Comment 0 for bug 2009492

Revision history for this message
eMTee (realprogger) wrote : Certain type of changes in the share do not trigger a Bloom filter update which makes such changed files temporarily unsearchable

<eMTee> So not getting a result for a changed file (same path/different content) in the share after re-hashing is because the hub requesting a new bloom filter only if the number of shared files are changed in the INF coming from the client. In common examples like when you share an updated binary or change a text file and reindex this would not happen at all.
<eMTee> Bloom request is only triggered by an SF and not SS in the INF. See https://sourceforge.net/p/adchpp/code/ci/default/tree/plugins/Bloom/src/BloomManager.cpp#L98
<eMTee> And with adding SS to the check there we're still not completly out of water since if the share change is a same path, same size, different content change then it still sucks. Minor editing of a text file or change of a fix-sized metadata e.g. an MP3 IDv1 tag resulting exactly this scenario.
<eMTee> You can change even all of your share in this special way and if you don't change the sizes and number of files then you won't provide hits at all until you do some other kind of share change or reconnect the hub.

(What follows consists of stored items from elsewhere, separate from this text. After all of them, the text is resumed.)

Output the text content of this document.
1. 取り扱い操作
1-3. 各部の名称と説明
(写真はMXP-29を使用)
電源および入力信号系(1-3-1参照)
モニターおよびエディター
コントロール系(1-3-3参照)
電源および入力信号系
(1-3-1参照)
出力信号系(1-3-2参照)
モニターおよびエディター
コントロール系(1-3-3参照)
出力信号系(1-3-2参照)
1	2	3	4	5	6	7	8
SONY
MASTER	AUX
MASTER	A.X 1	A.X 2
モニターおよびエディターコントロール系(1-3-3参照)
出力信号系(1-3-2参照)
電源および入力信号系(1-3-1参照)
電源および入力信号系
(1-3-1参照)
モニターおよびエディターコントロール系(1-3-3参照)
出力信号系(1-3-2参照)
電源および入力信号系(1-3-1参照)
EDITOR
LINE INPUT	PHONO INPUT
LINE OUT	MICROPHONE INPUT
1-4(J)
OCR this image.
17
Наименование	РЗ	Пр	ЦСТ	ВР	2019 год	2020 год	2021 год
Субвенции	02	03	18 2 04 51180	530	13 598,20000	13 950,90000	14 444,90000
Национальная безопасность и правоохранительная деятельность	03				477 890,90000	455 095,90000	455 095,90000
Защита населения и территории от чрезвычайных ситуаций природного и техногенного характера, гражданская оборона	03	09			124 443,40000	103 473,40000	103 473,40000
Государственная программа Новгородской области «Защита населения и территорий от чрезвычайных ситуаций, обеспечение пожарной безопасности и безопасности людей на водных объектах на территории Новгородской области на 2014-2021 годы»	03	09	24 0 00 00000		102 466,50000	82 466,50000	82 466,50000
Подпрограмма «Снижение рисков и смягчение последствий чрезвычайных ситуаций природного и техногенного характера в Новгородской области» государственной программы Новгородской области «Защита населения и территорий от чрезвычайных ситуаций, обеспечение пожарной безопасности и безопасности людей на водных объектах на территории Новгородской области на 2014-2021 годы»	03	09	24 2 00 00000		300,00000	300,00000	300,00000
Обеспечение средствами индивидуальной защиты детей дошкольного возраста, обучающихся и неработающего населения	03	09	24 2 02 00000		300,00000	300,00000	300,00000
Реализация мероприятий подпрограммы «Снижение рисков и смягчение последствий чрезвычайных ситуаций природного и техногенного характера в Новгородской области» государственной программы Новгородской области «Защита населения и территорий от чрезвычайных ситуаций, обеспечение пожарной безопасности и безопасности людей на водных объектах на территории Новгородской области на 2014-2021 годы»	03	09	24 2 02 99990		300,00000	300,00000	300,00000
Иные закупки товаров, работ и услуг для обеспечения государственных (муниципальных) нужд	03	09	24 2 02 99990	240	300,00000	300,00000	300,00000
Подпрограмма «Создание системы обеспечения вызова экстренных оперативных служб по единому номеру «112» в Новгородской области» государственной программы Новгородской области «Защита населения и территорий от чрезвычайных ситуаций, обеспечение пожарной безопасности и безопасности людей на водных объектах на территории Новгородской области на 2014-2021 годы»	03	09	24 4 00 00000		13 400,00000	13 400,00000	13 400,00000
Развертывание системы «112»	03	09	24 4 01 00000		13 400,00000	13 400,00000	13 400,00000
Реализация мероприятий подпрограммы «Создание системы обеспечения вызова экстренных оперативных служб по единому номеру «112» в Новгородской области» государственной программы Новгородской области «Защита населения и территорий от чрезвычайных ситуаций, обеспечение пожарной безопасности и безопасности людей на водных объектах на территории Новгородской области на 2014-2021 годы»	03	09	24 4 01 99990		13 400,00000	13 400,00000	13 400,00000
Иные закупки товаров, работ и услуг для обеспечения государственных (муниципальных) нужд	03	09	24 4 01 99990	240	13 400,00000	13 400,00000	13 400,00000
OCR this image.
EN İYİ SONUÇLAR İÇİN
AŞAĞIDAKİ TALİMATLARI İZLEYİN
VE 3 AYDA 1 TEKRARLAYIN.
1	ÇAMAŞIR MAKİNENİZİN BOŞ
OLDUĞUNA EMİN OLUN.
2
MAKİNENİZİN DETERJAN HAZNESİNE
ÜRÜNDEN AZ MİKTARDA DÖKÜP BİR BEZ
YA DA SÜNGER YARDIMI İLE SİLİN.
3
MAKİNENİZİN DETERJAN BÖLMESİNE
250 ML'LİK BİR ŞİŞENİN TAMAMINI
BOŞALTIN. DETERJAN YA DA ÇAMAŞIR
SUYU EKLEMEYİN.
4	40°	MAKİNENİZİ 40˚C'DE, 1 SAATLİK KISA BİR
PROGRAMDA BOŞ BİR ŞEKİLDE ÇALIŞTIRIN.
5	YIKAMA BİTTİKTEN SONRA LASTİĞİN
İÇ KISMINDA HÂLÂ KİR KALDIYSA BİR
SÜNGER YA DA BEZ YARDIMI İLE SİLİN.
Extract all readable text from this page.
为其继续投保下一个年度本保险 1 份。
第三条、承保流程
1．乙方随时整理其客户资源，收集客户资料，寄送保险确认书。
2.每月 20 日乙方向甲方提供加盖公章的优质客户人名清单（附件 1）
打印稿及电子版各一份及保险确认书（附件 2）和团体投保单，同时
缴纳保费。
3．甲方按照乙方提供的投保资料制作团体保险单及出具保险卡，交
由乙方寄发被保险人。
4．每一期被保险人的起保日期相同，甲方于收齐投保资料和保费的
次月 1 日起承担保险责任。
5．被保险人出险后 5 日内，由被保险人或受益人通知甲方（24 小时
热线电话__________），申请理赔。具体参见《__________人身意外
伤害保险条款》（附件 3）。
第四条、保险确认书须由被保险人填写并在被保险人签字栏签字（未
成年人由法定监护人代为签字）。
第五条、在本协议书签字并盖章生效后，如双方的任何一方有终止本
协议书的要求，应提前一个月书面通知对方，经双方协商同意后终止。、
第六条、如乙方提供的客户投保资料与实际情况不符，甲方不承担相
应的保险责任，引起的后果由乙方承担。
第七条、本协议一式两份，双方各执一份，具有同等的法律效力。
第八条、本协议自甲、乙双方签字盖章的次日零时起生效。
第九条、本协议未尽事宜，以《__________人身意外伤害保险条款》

[2023-02-28 09:03] <eMTee> So Blom request is based on an inadequate signal that's not enough for all cases.
[2023-02-28 09:07] <eMTee> SS also should be hooked on at the very least but a perfect solution would be something that is signalling the share change in general or the number of re-hashes in the current client session. Or the last rehash timestamp. These signals would be adequate for requesting a new Bloom filter in all cases when it is needed to.
[2023-02-28 09:11] <eMTee> Of course the client could force to send an INF SF after all rehashes in case it supports Blom, but it's pretty ugly to implement in DC++ and, more importantly, it is against the protocol since you send INFs only if some values change and in these special cases we investigate this would mean sending multiple INF SF's with the same value.
[2023-02-28 09:13] <eMTee> "Each time this is received, it means that the fields specified have been added or updated." in https://adc.sourceforge.io/ADC.html#_inf
[2023-02-28 09:17] <eMTee> If an extension is allowed to specify new INF fields then a last rehash timestamp field would probably be the cleanest solution for this both protocol and implementation wise...

Within the currently defined standards another possibility is to do some client side trickery, an ugly hack to slightly fake SF or SS (eg. by incrementing one of them by 1) in each of this special share change case so then that triggers a Bloom update.